Great question! It seems the L.A. County Sheriff’s Department is either trying to be a do-gooder in an effort to save lives; over doses to be exact, or this task force, entitled Domestic Highway Enforcement, is masking its real mission; sniffing out drugs along a 40-mile stretch of the I-5 corridor between Santa Clarita and Kern County, commonly known as the Grapevine. Confused? Here’s the skinny.

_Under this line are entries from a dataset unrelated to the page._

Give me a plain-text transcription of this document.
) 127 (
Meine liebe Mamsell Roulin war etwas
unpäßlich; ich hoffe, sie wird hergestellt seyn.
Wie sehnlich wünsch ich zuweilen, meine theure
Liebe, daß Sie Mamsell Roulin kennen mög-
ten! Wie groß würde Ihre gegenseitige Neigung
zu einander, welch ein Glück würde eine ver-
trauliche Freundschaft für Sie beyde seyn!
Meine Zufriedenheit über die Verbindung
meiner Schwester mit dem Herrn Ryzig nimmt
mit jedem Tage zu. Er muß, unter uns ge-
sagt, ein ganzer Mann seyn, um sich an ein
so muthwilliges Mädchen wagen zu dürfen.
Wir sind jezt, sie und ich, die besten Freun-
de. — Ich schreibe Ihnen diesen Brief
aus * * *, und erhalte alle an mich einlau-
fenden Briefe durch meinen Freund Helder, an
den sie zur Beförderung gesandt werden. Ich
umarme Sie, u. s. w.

Statistics show this stretch of the I-5, and the cities along the route, have a high rate of overdoses for its communities. Here’s the expanded thinking: “Gee, there must be a lot of drugs moving through there, so why not try to intercept the drugs and save lives?” Brilliant! Not quite. Latinos are being targeted, and the original program failed because of profiling; the stops were “constitutionally impermissible,” according to LA Times writers, Posten and Lau.
Nevertheless, Sheriff Alex Villaneuva will revive the drug task force to patrol the I-5 corridor. Maybe he should watch “The Mule” starring Clint Eastwood.
OK, let’s get serious. The task force is looking for bad drivers, and vehicle violations; expired license plates, cracked windshields, etc. not Latino drivers, or so they say. However, one Latina was stopped, according to LA Times writers, Rubin and Posten, and her stuffed toy was ‘squeezed’ for drugs. Really! Just routine ma’am, just routine.
Here’s what happens, if probable cause occurs; such as, the smell of drugs, or if paraphernalia and guns are present. They bring out the ‘buster’, which is a density meter that scans the door panels, Sheriffs peer/pry down the window wells, and dogs sniff the car. Hello, you’re off to jail!
Guess what’s next? A court battle ensues on the legality of the search. The question presented, “is the juice worth the squeeze?” The cost is skyrocketing for legal fees and enforcement: although, drugs have been seized. Many of those arrested are released, despite drug seizures, because the search violated a vague section of the constitution, known as a loophole. Selective enforcement, maybe? Yet, a negative tone is associated with all these words, and the Sheriff’s Office has a remedy. They are going to change the name. No more Domestic Highway Enforcement. They hope a new name will negate any previous connotation -never mind the negative actions of the task force. Can’t wait for the new name, and remember, if stopped be sure not to exhibit a “defeated attitude” among other tell-tale signs. That’s what they’re looking for- especially if you’re Latino!